Step Up for Fall Prevention
Fall prevention awareness week is September 21-25, 2020. This year has presented many challenges as we deal with the risk for COVID illness, social isolation and disruption of usual routines and physical activities. More than ever, older adults need to be mindful of simple steps they can take to be safe from preventable falls at home and in the community.
Talk it over It is common to worry about risk of falls, but harder to speak up and talk about your concerns with your family or primary healthcare provider. It helps to talk about your health status and medications that may have serious side effects. Be open to problem solving before it adds to your fall risk. Share stories and successes with your friends and neighbors to create a layer of support for fall prevention. There are a number of resources on fall prevention awareness at local, state and national levels to enlighten and guide your discussions.
See the light Stay current with regular eye exams, and use caution with adjusting to new eye glass prescriptions. Use adequate lighting in your home to make night mobility safer. The recent challenges of wearing face masks and coverings can be distracting or cause obstructions to your field of vision. Extra caution may be needed for head and neck movements as you look around, to avoid dizziness.
Create safe spaces Over half of all falls occur in the home. Reduce clutter, select nonslip flooring, and allow for more space to maneuver if you are using an assistive device for walking. Grab bars, stair railings and ramps can accommodate chronic conditions that make moving about your home more of a challenge. Beds, chairs, toilets and showers should all be easy to access without obstruction. Simplify the work spaces in your home so step stools and awkward reaching is avoided.
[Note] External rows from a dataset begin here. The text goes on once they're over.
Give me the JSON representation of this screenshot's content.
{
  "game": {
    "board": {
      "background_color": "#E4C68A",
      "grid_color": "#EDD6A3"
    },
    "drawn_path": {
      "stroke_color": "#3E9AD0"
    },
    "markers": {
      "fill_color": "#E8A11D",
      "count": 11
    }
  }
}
Keep moving Recovering from a misstep and preventing a fall requires strength, balance, and coordination. Regular exercise is needed to maintain and improve all three of these physical attributes. Becoming and staying active will benefit your health status in many ways- including protection from falls. Focus on leg strength and standing/walking balance as a place to start. There is a wide variety of home and community exercise programs available to fit individual needs. Address physical limitations with appropriate supportive or assistive devices, like a brace or a cane.
Create your own simple steps to prevent falls. Take an interactive self-assessment at
www.ncoa.org/FallsFreeCheckUp, identify your specific areas of concern, and understand why these steps matter for fall prevention. Falls are predictable and preventable – be safe!